El (espinoso) asunto del reparto autonómico

B. BLASCO REDACCIÓN

ASTURIAS

F. Sotomonte

La frágil estabilidad política del Gobierno central condicionará, aún más, una compleja financiación autonómica que nunca satisface a nadie

02 ene 2024 . Actualizado a las 05:00 h.

La financiación autonómica será uno de los problemas más complejos y acuciantes de la política nacional, y por lo tanto, autonómica, en el año que entra. Además de esa complejidad, por lo que supone del reparto de fondos de una caja común, vuelven a interferir -ahora con más intensidad- factores del equilibrio político. Es decir, los acuerdos que el nuevo Gobierno PSOE-Sumar ha tenido que firmar con los grupos nacionalistas (catalanes y vascos, sobre todo) para recibir su apoyo.

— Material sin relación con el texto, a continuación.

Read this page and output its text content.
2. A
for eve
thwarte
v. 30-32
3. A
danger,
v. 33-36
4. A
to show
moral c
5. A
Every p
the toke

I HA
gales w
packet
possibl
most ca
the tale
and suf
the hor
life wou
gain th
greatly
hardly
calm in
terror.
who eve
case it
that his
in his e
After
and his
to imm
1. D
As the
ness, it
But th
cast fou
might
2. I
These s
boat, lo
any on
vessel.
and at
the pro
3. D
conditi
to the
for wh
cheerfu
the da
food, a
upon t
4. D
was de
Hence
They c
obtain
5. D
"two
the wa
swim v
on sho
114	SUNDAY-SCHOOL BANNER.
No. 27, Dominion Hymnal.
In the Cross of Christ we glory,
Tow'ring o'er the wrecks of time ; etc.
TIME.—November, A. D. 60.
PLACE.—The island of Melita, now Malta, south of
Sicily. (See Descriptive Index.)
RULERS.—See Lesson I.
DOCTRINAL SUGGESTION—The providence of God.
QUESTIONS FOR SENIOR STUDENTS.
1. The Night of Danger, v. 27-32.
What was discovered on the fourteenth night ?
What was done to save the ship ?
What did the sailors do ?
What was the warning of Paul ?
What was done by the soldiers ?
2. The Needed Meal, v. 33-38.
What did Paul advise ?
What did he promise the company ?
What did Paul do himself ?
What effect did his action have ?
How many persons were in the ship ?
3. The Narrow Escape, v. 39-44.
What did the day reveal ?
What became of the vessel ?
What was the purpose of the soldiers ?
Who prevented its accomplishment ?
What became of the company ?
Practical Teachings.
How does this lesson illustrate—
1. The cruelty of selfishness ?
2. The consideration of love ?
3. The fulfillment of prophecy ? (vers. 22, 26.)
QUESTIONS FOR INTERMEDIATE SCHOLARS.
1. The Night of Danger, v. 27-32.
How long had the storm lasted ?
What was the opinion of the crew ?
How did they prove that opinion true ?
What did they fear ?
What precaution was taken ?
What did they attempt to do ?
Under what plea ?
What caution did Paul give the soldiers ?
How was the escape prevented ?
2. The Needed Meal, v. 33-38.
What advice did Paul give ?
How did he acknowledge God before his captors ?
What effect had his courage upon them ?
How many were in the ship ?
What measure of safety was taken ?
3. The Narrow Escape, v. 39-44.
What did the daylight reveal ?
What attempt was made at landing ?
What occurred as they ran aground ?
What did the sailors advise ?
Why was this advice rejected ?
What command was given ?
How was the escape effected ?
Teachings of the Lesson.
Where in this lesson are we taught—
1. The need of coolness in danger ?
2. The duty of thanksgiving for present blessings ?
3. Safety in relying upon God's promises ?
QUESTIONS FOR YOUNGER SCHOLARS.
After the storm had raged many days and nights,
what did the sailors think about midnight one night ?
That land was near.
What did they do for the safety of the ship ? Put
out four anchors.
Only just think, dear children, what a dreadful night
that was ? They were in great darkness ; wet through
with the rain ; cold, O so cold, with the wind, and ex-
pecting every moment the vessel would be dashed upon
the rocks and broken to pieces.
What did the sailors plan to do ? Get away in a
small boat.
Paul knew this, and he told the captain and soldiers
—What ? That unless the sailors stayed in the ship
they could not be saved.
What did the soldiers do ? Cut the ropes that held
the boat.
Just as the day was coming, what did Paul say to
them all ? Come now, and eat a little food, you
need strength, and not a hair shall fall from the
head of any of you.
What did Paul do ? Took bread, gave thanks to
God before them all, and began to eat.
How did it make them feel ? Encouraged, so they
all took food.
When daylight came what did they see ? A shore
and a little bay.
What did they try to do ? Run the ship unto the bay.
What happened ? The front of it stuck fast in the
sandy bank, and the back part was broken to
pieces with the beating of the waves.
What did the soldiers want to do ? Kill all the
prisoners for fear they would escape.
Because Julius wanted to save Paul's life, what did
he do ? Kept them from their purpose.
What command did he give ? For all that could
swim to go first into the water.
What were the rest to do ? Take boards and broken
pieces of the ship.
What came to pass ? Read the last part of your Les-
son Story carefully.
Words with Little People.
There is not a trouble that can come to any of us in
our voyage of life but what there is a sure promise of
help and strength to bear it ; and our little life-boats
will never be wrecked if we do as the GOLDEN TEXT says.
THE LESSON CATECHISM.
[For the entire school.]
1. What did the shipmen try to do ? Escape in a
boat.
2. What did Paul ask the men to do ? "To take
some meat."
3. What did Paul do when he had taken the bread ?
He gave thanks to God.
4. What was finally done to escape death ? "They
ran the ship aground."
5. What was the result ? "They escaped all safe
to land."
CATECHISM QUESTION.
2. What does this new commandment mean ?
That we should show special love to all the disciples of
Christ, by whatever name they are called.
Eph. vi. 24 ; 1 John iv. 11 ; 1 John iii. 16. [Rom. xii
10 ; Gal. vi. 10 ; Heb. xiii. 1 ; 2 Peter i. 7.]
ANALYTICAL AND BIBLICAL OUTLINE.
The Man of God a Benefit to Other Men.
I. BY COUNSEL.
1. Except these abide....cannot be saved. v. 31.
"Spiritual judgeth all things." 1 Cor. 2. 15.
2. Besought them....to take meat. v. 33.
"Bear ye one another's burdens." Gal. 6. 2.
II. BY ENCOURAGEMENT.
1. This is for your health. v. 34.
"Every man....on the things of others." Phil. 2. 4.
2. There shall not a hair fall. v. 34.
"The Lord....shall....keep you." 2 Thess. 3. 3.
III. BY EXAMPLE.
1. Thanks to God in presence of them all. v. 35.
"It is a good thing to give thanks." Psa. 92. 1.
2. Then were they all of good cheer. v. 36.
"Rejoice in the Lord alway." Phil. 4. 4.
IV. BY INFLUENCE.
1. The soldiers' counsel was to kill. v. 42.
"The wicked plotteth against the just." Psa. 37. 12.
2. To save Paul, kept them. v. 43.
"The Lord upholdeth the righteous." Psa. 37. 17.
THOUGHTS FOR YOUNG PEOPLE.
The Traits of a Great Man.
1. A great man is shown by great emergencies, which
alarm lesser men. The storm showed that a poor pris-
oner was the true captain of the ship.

La cámara de los diputados será esta legislatura, más que nunca, una ventanilla de reclamaciones territoriales, cuando se supone que los parlamentarios son nacionales y deben defender intereses comunes. Y esto, a su vez, deja la cámara del Senado como una carísima e irrelevante comparsa del legislativo, y a muchas comunidades, huérfanas de representación en la práctica.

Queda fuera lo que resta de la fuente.